Time Magazine, which infamously pushed the hedonistic “child-free lifestyle,” is now claiming the “free market” is dead.
Of course, to make the argument, the magazine inaccurately conflates ever-increasing crony capitalism, which has existed in the US for decades, with the free market that hasn’t really existed since the rise of the Federal Reserve System in 1913 and the later rise of Keynesian economics.
According to the article by Chris Hughes, who’s also of the Roosevelt Institute:
“We have had regulations, public investment, and macroeconomic management to varying degrees throughout American history. What makes this moment different is that Americans across parties, class, and educational background are using a new framework to think about how we create prosperity.”
None of these are characteristics of a truly free market, especially not “macroeconomic management.” If anything, this suggests that free markets are not to blame because “free” doesn’t mean consistent regulation or intervention.
He continues:
“We went from living in a country where markets couldn’t be touched to one where Americans believe the state has an important role in managing them to create prosperity. What killed off free market mythology, and what will come next?”
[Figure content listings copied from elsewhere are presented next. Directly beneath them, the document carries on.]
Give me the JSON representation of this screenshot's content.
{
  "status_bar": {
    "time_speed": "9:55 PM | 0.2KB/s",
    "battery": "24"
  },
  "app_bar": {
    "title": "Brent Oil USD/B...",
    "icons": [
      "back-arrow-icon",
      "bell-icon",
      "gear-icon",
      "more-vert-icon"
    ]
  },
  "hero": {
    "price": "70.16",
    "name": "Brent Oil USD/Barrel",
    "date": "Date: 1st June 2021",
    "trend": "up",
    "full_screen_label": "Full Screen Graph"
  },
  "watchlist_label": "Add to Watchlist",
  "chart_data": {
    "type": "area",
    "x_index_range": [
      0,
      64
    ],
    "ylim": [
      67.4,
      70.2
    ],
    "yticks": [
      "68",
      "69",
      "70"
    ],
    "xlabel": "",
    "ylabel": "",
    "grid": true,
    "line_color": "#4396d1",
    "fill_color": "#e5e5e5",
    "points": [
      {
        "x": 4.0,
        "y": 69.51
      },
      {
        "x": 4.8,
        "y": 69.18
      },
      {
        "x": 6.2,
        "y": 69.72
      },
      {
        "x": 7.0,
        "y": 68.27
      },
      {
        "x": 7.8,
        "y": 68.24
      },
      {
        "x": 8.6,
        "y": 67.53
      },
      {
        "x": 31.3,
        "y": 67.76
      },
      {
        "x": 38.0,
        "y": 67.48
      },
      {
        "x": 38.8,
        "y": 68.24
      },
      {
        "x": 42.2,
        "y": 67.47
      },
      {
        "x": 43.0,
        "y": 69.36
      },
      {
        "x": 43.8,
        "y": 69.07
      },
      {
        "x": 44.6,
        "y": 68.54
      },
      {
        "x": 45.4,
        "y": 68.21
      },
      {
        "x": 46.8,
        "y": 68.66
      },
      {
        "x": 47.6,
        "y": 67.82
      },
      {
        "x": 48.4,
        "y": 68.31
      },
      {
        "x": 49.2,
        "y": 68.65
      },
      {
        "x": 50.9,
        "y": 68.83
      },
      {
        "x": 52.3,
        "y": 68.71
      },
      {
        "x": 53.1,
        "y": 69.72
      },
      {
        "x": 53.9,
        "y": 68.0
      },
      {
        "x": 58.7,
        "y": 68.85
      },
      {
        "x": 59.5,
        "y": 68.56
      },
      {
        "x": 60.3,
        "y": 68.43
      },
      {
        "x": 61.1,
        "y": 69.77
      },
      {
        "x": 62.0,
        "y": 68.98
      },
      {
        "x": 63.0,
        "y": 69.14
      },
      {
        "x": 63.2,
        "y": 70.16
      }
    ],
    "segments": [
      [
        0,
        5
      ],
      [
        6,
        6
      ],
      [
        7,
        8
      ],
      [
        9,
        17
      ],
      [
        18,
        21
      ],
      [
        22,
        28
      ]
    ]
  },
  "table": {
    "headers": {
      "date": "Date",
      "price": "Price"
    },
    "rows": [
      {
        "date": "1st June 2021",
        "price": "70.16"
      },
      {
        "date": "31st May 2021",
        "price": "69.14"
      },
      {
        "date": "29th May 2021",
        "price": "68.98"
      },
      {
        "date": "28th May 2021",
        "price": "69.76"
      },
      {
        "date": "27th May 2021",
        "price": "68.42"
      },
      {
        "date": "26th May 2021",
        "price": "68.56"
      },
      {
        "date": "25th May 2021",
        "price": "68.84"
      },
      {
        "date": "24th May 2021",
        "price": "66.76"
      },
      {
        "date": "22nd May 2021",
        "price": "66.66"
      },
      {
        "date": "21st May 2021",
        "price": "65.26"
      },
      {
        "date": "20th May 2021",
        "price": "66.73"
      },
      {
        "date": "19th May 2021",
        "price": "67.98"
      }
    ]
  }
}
But, as mentioned, the government has meddled with markets for decades, and increasingly so ever since FDR’s “New Deal” of the 1930s.
He added:
“Reagan and George H.W. Bush used the same rhetoric of the free market to demolish programs that reined in private corporations and supported the middle class and poor. Their successors, Democrats and Republicans alike, continued to cut spending, pursue deregulation, and privatize swaths of the government.”
“But in the fall of 2008, the stock market collapsed. The first cracks in the widespread faith in free market orthodoxy began to appear soon after Lehman Brothers filed for bankruptcy and global markets panicked.”
On the contrary, there’s a stark difference between the “rhetoric of the free market” and an actual free market, and few, if any, would accuse Bush of being a free market champion.
But what’s more interesting is that Hughes fails to mention that the 2008 stock market collapse was largely triggered due to government-sponsored entities like Fannie Mae and Freddie Mac subsidizing mortgages to subprime borrowers, a historical fact that unravels his argument.
Instead the places the blame solely on “bankers,” as if Fannie Mae and Freddie Mac don’t even exist.
In short, it’s government intervention that had empowered the bankers, yet Hughes talks as if these bankers operate in a vacuum free of government intervention in making his argument for MORE intervention.
He’s attempting to frame existing crony capitalism as the “free market” that must be demonized because, to him, “the state makes markets possible.”
But what Hughes is really doing is pushing more Keynesian “solutions” to problems created by Keynesianism.
“Progressives, including journalists, politicians, academics, and corporate interests, for the past four decades have claimed that markets have caused a particular problem—a problem that usually is related to a past government market intervention—and demand governmental action to fix that same problem,” wrote William L. Anderson of the Mises Institute. “The proposed intervention, after being implemented, then causes another set of issues (and it also fails to ‘fix’ the original difficulty) that now requires even more governmental action.”
“All the time, the media assures us, the economy has operated under total laissez-faire.”
It’s actually the opposite: the US economy suffers from crony capitalism in which major corporations enjoy proximity to the Fed’s money machine, an advantage not enjoyed by small businesses.
Free markets, on the other hand, practically don’t exist in the US due to this near-infinite money printing by the Federal Reserve, in addition to market overvaluations and excessive regulations.
But it’s an article typical of Time Magazine, which published a piece in 2013 promoting the “child-free lifestyles” of couples who intentionally decided not to have kids while the US was experiencing a sharp decline in birth rates.
“Our society seeks real solutions for its long-term economic woes and its decay in civic-mindedness,” quipped Deseret News. “That Time magazine would suggest the child-free life as a path to fulfillment suggests that it has shifted from offering up news and analysis to hawking deceptive fantasy.”